イテウォン殺人事件

イテウォン殺人事件 [DVD]

イテウォン殺人事件 [DVD]

 韓国のイテウォン(梨泰院)のハンバーガーショップで現実に起きた殺人事件を題材にした映画(まだ見ていない人は、このあとは読まないほうがいいです。オチまで書いています)。容疑者は少年二人。しかし、どちらが殺したのかがわからない。しかも、ひとりは韓国人とのハーフ、ひとりは米国生まれで米国籍も持っているので、米韓地位協定が捜査の壁になったりもする(このあたり、沖縄問題を思い起こさせる)。二人はお互いを犯人と名指し合い、捜査の初動ミスもあってか、どちらかを犯人と立証するだけの確たる証拠もなく、結局、犯人とされ、一審で有罪となった少年も最高裁が裁判を差し戻し、証拠不十分で無罪になってしまう。ひとりの青年が何の理由もなく殺され、犯人はふたりのどちらかとわかりながら、どちらも裁かれないという不条理な世界が生まれることになる。現実の話なので、映画でも、どちらが犯人か、はっきりとは描かない。立件した検事は正しい犯人を告発したのか悩み、弁護士は無罪を勝ちとりながら、実はクライアントが犯人だったのではないかと疑う。

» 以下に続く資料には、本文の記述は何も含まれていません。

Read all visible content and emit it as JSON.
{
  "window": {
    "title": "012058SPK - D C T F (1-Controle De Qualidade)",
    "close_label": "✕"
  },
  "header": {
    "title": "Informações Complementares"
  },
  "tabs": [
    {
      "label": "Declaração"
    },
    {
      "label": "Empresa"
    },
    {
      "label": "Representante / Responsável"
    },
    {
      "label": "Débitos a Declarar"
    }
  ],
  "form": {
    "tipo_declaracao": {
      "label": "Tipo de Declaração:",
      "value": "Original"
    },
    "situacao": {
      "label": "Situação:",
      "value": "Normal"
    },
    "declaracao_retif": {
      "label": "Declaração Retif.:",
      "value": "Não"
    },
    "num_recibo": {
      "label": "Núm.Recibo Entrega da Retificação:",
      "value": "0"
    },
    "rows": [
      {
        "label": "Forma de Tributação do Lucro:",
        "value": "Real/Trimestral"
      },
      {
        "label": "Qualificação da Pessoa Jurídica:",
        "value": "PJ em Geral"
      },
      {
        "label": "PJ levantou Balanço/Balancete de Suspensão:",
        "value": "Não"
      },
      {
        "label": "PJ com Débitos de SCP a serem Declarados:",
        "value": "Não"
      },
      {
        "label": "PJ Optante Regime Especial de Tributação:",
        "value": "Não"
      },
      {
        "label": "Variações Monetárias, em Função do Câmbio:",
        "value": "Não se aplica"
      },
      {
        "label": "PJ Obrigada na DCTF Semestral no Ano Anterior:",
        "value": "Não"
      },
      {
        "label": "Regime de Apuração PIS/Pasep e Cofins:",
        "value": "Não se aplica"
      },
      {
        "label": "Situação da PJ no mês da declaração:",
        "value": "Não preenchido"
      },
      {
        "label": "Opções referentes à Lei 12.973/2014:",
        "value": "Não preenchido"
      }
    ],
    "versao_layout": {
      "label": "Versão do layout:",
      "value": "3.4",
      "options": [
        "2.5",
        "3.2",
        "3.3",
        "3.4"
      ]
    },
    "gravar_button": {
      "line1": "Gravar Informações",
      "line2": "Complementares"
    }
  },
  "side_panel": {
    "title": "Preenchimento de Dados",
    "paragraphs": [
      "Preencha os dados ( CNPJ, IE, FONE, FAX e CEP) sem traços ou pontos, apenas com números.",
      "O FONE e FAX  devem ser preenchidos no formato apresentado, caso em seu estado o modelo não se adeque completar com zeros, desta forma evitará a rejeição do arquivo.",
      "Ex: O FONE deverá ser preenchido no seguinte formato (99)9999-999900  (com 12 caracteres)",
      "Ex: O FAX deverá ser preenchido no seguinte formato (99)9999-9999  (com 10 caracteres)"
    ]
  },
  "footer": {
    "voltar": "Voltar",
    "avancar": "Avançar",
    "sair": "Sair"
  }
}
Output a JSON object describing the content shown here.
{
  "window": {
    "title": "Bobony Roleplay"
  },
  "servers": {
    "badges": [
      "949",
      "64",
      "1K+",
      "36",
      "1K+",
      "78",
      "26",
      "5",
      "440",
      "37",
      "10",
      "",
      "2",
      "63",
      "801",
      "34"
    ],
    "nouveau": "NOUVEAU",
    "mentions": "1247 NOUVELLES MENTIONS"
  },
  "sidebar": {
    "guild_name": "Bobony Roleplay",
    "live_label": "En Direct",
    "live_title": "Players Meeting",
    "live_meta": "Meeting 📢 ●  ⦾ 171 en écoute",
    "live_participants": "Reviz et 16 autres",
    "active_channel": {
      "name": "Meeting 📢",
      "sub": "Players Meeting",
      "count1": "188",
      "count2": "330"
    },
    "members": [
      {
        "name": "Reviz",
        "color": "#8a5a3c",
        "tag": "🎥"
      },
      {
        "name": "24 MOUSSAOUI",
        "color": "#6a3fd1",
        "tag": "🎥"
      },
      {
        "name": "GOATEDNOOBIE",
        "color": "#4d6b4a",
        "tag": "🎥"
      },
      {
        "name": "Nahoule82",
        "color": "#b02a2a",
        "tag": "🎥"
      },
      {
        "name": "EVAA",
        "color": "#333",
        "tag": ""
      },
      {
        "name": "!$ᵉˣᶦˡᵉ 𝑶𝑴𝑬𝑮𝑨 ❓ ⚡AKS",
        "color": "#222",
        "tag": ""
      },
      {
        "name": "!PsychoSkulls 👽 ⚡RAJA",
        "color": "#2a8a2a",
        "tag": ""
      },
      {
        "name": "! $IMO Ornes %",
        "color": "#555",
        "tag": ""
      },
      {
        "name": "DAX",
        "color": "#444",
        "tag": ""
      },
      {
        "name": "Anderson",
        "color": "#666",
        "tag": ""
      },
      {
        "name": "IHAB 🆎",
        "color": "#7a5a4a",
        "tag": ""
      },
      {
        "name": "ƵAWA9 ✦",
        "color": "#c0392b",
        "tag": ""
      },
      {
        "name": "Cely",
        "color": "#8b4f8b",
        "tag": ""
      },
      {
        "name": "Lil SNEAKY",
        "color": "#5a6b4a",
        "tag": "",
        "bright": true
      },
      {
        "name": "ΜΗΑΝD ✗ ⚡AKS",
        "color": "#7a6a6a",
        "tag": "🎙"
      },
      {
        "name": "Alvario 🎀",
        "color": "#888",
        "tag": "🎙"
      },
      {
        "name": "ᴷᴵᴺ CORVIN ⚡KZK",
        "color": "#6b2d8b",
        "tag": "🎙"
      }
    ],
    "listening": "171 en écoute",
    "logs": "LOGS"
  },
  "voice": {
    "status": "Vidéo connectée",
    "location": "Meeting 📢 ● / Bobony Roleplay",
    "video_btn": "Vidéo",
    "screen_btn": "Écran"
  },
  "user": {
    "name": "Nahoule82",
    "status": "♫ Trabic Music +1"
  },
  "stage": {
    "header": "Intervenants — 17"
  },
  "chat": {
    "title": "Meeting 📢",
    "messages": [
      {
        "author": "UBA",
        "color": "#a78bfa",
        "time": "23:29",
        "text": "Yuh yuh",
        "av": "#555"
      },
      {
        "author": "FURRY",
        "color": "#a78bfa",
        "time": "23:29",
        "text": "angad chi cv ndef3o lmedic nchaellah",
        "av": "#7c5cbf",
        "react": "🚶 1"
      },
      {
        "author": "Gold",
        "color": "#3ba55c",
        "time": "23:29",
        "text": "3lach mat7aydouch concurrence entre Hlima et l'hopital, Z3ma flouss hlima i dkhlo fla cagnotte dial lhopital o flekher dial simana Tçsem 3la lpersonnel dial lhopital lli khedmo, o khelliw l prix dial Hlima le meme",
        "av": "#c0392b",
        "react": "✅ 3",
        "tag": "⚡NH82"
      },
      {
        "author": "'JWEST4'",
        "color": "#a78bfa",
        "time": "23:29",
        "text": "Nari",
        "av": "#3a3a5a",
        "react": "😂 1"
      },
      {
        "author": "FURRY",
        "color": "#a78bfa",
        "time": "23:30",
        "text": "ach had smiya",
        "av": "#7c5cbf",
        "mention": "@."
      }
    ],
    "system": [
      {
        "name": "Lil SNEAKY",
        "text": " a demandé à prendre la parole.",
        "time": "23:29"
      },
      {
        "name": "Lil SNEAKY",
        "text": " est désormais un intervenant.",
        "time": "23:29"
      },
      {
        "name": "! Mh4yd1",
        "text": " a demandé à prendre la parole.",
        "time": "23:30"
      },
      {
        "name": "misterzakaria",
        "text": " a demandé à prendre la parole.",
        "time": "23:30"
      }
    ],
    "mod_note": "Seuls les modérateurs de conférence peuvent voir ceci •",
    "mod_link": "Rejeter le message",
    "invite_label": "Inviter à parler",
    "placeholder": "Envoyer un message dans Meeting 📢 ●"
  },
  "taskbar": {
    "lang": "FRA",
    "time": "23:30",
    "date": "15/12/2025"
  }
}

 実話の映画化だけに重い。遺族は浮かばれない。ひとりの人間が殺されながら、誰も裁かれず、映画化の時点ではふたりとも社会に戻っていた。そうした不条理に対する告発の映画でもあり、実際、この映画の公開後、事件の再捜査を求める声が上がり、容疑者が再び、拘束されたという。

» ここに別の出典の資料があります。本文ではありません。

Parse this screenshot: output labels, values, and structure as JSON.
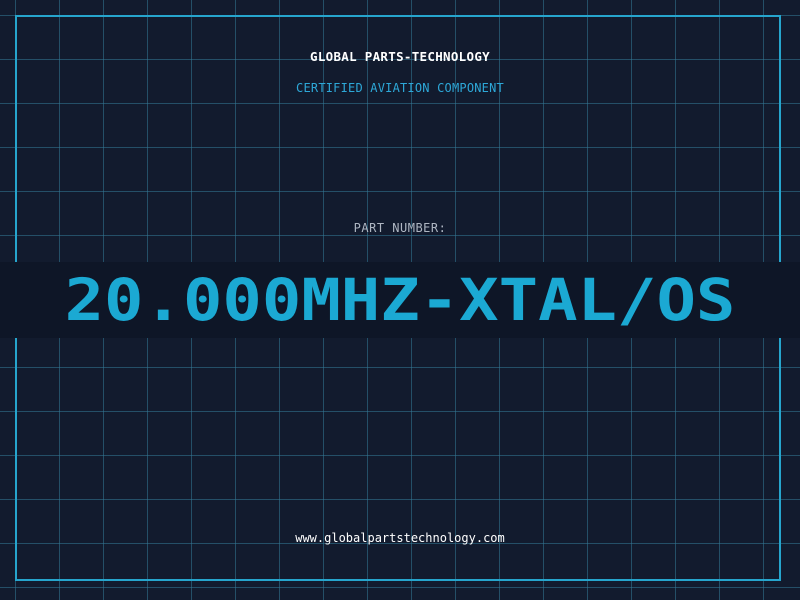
{
  "header": {
    "company": "GLOBAL PARTS-TECHNOLOGY",
    "subtitle": "CERTIFIED AVIATION COMPONENT"
  },
  "part": {
    "label": "PART NUMBER:",
    "number": "20.000MHZ-XTAL/OS"
  },
  "footer": {
    "url": "www.globalpartstechnology.com"
  },
  "colors": {
    "background": "#121b2e",
    "grid": "#347a96",
    "frame": "#26a5cd",
    "accent": "#1ba9d3",
    "label": "#aeb6c2",
    "text": "#ffffff"
  }
}
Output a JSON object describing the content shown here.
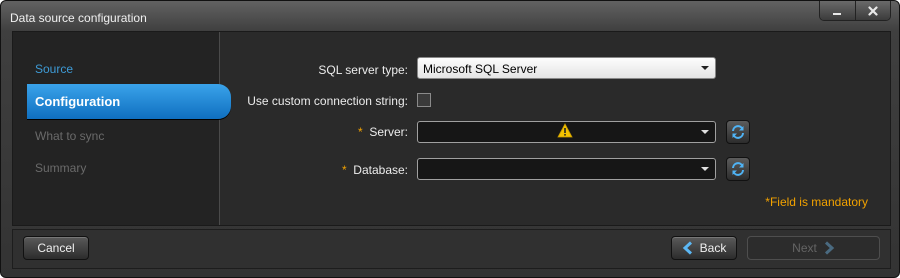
{
  "window": {
    "title": "Data source configuration"
  },
  "steps": [
    {
      "label": "Source",
      "state": "done"
    },
    {
      "label": "Configuration",
      "state": "active"
    },
    {
      "label": "What to sync",
      "state": "pending"
    },
    {
      "label": "Summary",
      "state": "pending"
    }
  ],
  "form": {
    "sql_server_type_label": "SQL server type:",
    "sql_server_type_value": "Microsoft SQL Server",
    "custom_conn_label": "Use custom connection string:",
    "custom_conn_checked": false,
    "required_marker": "*",
    "server_label": "Server:",
    "server_value": "",
    "database_label": "Database:",
    "database_value": "",
    "mandatory_note": "*Field is mandatory"
  },
  "footer": {
    "cancel_label": "Cancel",
    "back_label": "Back",
    "next_label": "Next"
  },
  "icons": {
    "minimize": "minimize-icon",
    "close": "close-icon",
    "refresh": "refresh-icon",
    "warning": "warning-icon",
    "back": "chevron-left-icon",
    "next": "chevron-right-icon"
  },
  "colors": {
    "accent": "#1a80cf",
    "required": "#f2a200",
    "link": "#3e9bd6"
  }
}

チャン・グンソク主演映画「梨泰院殺人事件」の容疑者、米国で検挙 | Joongang Ilbo | 中央日報(2011年10月11日)
97年「梨泰院殺人事件」の米国人被告、韓国に身柄引き渡しへ | Joongang Ilbo | 中央日報(2011年10月24日)
 で、このあと、どうなったのだろう。記事が見つからなかった。
 ハーフの容疑者を演じているのは、チャン・グンソク。この頃のほうが普通で、良かったなあ。ちなみに上の後者の記事には、チャン・グンソクが演じた容疑者のモデルになった人物の写真が出ている。